If there’s any car out there that should fly the flag for Japanese sports cars – a cult breed in the UK not so long ago – it should really be the Nissan 370Z.
Ingredients such as a big-hearted 3.7-litre V6, a six-speed manual gearbox, rear-wheel drive, a low-slung driving position and that classic long-nosed, wide-hipped coupé shape scream proper emotive muscle car and a visceral alternative to super-polished German rivals such as the BMW M240i, Audi TT RS and Porsche Cayman.
But those roads are rare. Your average winding B-road won’t do, never mind a motorway or urban route, where the 370Z is all hard work and no reward.

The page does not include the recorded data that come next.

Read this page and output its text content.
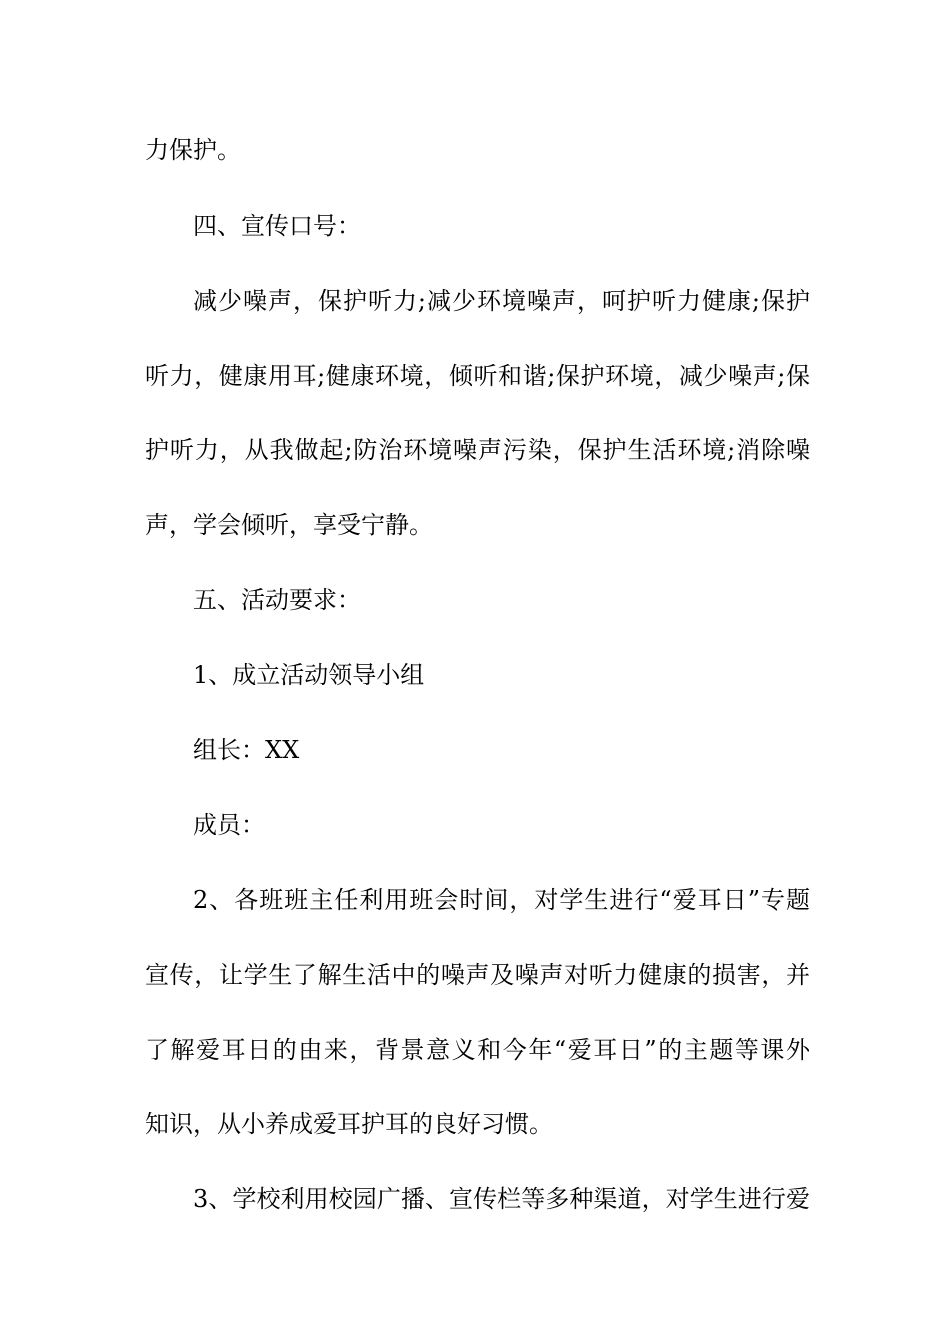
力保护。
四、宣传口号：
减少噪声，保护听力;减少环境噪声，呵护听力健康;保护
听力，健康用耳;健康环境，倾听和谐;保护环境，减少噪声;保
护听力，从我做起;防治环境噪声污染，保护生活环境;消除噪
声，学会倾听，享受宁静。
五、活动要求：
1、成立活动领导小组
组长：XX
成员：
2、各班班主任利用班会时间，对学生进行“爱耳日”专题
宣传，让学生了解生活中的噪声及噪声对听力健康的损害，并
了解爱耳日的由来，背景意义和今年“爱耳日”的主题等课外
知识，从小养成爱耳护耳的良好习惯。
3、学校利用校园广播、宣传栏等多种渠道，对学生进行爱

You need a specific kind of fast, smooth, winding corner before you discover that there is a modicum of poise and satisfaction to be had from the heavy, consistent steering and taut suspension.
In tighter bends and quick direction changes, the 370Z feels heavy; while the steering weight is good, it can be tricky to sense whether you’re nearing the limit of grip from the rear tyres.
It’s also difficult to find enough open road to really stretch this 3.7-litre V6. It’s a coarse engine that doesn’t feel particularly smooth and needs to be stretched well beyond 6000rpm before it hits its stride. That means most of your time is spent in the gruff dregs of the rev range, where it's punchy enough but doesn't sound very good.
The drivetrain dominates the driving experience even more so in the Nismo model, thanks to a sports exhaust. However, the small increase in power (up 16bhp) barely makes any difference in reality, cutting just 0.1sec in the official 0-62mph run to 5.2sec. And despite feeling slightly more eager at higher revs, the engine’s ever-present sound and vibrations are much the same as in the standard car.
Both the standard 370Z and Nismo don’t ride too badly for a car of this ilk, but they’re far from comfortable. Undulations make the body bob up and down, so they fidget incessantly around town, and mid-corner bumps unsettle them enough to occasionally cause a loss of traction – and not in a good way.
So, overall, the 370Z works in a very narrow operating window, making it a tiring companion on most journeys.
The driver's seat is well-bolstered and models with leather upholstery have suede-like seat centres to stop you from sliding around during hard cornering. The instrument dials move in unison with the steering wheel, ensuring a clear line of sight. However, it’s not all good news, because the steering wheel adjusts for height only (not reach) and over-the-shoulder vision is poor.
You have to shop for a car in GT trim to get the NissanConnect Premium infotainment system with a 7.0in touchscreen. It comes with Bluetooth, sat-nav and a 9.4GB hard drive for music storage. However, it’s not the most responsive system in the class and the graphics look very dated when compared with similar systems from Audi and BMW.
The 370Z is strictly a two-seater, but there's plenty of head and leg room. There are several useful cubbyholes, including bins behind the seats. However, the boot itself is unusually shallow and impaired by a big suspension brace, so you'll have to pack light.